When you create your to-do list for the week, categorize the items by "teaching," "service," and "research." This simple step, in and of itself, can be illuminating. One of my mentees described having an epiphany when she tried this simple activity because she realized that her teaching column was four times the size of her service and research columns! In that moment -- holding her categorized to-do list in her hands -- she realized that her tasks were out of whack with how she will be evaluated. This isn’t to say that the three lists should be of equal size, but that they should reflect the evaluation criteria at YOUR institution. If you are at a research institution and your research list isn’t at least tied for first, you may be headed for a problem. Likewise, if you’re at a community college, and teaching doesn’t dominate your list, your list may suggest a problem.

Step #2: Align the Time in Your Calendar With Your Promotion Criteria

Open up your calendar and block out time each day for the most important activities related to your long term success (such as research and writing). Try making these the first things you do each day so that you know that the most important things will get done. Let's say, for example, that 50 percent of your tenure evaluation will be based on research productivity. If that's the case, then consider spending 50 percent of your work time on research. In a 40-hour workweek, that means setting aside 20 hours for research and writing tasks each week (or 4 hours of each day). If another 40 percent of your evaluation will be based on teaching, then that means fitting your teaching (class + prep) into 16 hours per week. If service is the final 10 percent, then you have 4 hours per week for it. I realize this is a radical suggestion, but realistically meeting the promotion and tenure criteria at your institution requires you to: a) understand the evaluation criteria and b) align your daily work time with those expectations. And remember that you need to align your time with what really counts – many colleges claim that teaching, research and service are equally important criteria for promotion and tenure, but in reality research counts far more than anything else.

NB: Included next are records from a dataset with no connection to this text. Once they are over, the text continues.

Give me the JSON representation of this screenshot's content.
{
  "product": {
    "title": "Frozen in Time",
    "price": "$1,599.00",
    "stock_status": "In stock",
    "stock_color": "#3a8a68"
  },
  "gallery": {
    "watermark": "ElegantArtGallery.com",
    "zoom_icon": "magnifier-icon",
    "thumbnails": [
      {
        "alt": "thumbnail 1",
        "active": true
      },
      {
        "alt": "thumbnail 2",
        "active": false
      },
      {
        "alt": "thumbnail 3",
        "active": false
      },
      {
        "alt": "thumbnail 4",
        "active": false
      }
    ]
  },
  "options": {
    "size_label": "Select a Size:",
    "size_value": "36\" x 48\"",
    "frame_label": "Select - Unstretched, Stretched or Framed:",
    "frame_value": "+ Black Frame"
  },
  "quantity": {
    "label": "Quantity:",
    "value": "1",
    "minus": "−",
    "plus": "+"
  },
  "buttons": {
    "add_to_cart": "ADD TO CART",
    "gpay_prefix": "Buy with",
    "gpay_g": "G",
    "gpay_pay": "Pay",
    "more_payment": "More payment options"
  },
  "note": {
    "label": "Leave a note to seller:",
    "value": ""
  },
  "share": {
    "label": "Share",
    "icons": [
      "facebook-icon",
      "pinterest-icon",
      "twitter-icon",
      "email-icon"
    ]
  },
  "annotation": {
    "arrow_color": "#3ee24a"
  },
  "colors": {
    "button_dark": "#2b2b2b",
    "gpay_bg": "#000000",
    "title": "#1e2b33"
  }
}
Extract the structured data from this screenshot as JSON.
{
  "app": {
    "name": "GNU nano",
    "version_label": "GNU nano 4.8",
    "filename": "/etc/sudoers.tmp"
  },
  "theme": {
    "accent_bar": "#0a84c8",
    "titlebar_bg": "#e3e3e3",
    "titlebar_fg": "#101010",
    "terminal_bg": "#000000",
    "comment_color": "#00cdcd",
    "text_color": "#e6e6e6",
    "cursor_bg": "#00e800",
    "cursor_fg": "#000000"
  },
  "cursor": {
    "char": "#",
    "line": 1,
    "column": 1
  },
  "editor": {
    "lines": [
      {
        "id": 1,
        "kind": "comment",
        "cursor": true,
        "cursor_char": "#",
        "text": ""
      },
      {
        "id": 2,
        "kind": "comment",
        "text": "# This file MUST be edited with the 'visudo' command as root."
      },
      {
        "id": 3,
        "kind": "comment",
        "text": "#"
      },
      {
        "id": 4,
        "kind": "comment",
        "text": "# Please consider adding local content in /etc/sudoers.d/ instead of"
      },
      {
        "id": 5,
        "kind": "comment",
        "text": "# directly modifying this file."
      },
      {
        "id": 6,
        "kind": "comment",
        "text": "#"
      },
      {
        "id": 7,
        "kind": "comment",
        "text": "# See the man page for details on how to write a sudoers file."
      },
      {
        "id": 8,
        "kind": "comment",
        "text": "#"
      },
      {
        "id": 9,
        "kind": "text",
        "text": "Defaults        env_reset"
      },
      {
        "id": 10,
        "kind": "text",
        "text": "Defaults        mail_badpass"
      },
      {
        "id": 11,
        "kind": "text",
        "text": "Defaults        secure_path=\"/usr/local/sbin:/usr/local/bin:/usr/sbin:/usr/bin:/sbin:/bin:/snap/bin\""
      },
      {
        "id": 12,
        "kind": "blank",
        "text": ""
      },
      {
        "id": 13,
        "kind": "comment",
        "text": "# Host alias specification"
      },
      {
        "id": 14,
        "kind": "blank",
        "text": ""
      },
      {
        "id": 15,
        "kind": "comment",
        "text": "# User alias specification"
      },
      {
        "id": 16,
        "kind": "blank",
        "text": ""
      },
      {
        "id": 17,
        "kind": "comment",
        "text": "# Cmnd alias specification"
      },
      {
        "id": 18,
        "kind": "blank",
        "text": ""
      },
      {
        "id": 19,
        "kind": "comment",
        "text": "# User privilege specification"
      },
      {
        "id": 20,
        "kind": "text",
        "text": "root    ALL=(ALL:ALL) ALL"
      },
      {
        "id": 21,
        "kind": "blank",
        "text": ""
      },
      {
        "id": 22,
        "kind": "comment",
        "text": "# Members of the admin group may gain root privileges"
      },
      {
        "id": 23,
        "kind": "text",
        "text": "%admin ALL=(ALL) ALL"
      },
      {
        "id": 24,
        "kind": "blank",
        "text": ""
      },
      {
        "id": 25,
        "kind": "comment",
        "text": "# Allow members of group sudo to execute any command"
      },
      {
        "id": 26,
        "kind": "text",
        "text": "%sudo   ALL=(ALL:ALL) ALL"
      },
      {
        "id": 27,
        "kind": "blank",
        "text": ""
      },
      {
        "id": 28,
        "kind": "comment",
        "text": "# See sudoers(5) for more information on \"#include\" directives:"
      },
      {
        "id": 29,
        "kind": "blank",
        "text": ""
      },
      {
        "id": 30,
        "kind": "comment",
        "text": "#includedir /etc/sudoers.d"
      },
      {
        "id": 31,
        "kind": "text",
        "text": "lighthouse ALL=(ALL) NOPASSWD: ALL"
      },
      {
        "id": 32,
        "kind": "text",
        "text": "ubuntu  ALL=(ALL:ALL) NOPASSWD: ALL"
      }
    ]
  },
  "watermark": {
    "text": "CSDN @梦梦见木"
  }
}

Step #3: Map Your To-Do Tasks Onto Specific Time Blocks in Your Calendar

Each of your to-do items needs to fit into a specific time period. For example, if you can't fit the 35 to-do tasks related to service into the 4 hours of time you have available for service related activities, then it's time to rethink those to-do items. What can you delegate, postpone, or eliminate entirely? Do you need to be committing to that much service at this point in your career? Do you need to learn when and how to say “no” more frequently? Should you consult with your mentors before agreeing to any additional service this year? For me, there's just something about having to make my to-do tasks fit into specific blocks of time each week that forces me to ask myself some hard questions:

  • How am I spending my time?
  • Is it in line with my long-term success?
  • Is it consistent with how I will be evaluated?
  • What's really important to me and is it getting done?

THIS WEEK'S CHALLENGE

This week I challenge each of you to:

  • Create a Semester Plan. It’s not too late!
  • Set aside 30 minutes at the beginning of this week to plan how you will spend your time.
  • Estimate what percentage of your work time this week would align with your institution’s evaluation criteria.
  • Gently ask yourself if the way you are currently spending your work time is likely to result in your meeting the standards for promotion at your institution.
  • Write out your to-do items for the week, being sure to categorize your to-do list by Research, Service, and Teaching.
  • Map that list onto specific blocks of time in your calendar.
  • Proactively decide what to do with the items that don't fit into your calendar.
  • Try working just one week with your time (literally) aligned with your priorities.
  • If you still need more convincing about aligning time and priorities, read The New Faculty Member by Rebecca Brendt and Richard Felder (it's only two pages and can be read in two minutes).

I hope this week brings each of you a glorious epiphany about the relationship between your time and your priorities, fresh energy to engage your intellectual projects, and the peace that comes from knowing that everything that really matters will get done.